Org-mode is an incredible tool for editing text. May it be for HTML, Latex, doc, or even plain text format.

I’ve already told that I use it to edit this blog, but I also use it for almost every text file I have to do. For example, all my readme on Github are in .org. (Even if they don’t support the org format very well. Screw Markown, org-mode is superior!)

Without any surprises, I also use it if I have to write long texts for my commercial solution BACnet Help. I can write thousands of words without having to think once about any HTML tags (DIV, SPAN, BR…). This is all handled automatically when exporting to HTML.

This is all very unsurprising for any Org-mode user. However while inspecting a page in the Chromium browser, I noticed how an Org-mode document is so well structured when exported to HTML.
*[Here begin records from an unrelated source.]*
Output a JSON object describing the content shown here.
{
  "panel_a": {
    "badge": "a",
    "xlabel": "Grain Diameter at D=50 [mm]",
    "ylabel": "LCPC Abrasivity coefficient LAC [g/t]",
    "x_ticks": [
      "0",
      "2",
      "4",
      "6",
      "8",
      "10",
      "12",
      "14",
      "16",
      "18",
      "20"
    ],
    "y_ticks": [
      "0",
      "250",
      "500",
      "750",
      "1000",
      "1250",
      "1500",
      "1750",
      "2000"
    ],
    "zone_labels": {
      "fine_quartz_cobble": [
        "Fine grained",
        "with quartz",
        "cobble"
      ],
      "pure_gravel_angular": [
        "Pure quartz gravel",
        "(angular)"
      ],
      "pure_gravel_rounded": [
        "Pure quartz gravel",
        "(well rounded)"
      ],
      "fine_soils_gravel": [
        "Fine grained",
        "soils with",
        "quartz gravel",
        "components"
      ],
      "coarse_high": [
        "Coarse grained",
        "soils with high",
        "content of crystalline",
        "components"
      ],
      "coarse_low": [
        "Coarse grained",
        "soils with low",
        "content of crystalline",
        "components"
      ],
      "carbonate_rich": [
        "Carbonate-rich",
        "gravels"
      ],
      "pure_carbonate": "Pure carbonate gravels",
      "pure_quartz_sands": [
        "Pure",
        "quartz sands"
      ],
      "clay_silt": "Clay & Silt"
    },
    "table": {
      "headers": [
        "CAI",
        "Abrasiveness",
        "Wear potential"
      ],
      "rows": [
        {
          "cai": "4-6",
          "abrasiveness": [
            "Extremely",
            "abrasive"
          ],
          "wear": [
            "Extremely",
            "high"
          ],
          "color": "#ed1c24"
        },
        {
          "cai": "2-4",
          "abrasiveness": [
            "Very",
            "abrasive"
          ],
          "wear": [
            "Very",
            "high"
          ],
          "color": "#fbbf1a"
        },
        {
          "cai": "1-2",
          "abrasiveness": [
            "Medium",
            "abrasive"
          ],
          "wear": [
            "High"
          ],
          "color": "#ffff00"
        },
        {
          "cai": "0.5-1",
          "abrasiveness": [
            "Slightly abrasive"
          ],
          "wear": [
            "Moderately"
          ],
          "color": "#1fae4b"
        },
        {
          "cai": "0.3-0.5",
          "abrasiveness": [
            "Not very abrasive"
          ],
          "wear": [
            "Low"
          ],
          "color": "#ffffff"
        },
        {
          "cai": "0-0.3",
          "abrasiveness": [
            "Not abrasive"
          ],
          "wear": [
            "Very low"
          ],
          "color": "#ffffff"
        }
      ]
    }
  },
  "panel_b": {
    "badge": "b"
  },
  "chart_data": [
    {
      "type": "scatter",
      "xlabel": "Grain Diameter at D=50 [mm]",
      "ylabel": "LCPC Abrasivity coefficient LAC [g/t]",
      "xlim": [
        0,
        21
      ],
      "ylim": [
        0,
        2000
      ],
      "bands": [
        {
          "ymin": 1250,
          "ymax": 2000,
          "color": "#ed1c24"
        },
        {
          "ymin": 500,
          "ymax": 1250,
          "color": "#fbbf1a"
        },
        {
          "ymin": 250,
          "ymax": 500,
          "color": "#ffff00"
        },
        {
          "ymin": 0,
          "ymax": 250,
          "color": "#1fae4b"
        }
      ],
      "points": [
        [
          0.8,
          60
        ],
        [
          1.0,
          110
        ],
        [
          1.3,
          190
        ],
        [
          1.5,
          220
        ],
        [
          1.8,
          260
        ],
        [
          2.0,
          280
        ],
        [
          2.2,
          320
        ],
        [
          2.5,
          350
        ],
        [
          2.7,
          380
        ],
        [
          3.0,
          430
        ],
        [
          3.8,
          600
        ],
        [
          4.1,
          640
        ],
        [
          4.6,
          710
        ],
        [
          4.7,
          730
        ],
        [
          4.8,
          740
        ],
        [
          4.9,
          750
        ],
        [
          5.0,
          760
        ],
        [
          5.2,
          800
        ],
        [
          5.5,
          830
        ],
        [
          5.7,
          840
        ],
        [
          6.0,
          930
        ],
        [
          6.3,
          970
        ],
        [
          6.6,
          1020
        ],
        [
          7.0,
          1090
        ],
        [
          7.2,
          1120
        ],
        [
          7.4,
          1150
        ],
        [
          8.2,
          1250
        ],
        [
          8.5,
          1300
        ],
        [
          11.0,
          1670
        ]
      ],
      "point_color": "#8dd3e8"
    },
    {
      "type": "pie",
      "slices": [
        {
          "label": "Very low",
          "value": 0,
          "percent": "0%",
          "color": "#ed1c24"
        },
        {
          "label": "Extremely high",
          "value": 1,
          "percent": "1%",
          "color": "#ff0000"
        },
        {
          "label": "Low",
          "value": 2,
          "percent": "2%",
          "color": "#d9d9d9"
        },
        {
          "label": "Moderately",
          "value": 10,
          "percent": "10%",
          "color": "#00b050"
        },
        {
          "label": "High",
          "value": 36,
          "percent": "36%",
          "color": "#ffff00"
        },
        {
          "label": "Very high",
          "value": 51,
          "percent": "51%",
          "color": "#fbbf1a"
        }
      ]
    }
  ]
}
Let ‘s take the Table of Contents as an example. You get it for free, with all the links and anchors. But the more important part is how the TOC is made: with successive stages of <UL> and <LI>. The structure itself is giving information. With it, we can easily determine what is a subset of a section, and what is a subset of that subset.

Here is how the plain TOC looks: https://frozenlock.files.wordpress.com/2012/10/wpid-toc.png

Now let’s leverage the <UL> and <LI> structure with a pinch of CSS.

 #text-table-of-contents ul > li > ul {
    margin-left: 0.5em;
    border-left: 1px dotted #779898;
    border-bottom-left-radius: 1em;
    padding: 0.5em;

If you don’t read CSS, just know this: We select the element identified by “text-table-of-contents”, find any children that’s an unlisted list (<UL>), inside a list item (<LI>), inside another unlisted list. Then we apply some simple decorations to those.


Such a simple change, and yet a tremendous impact!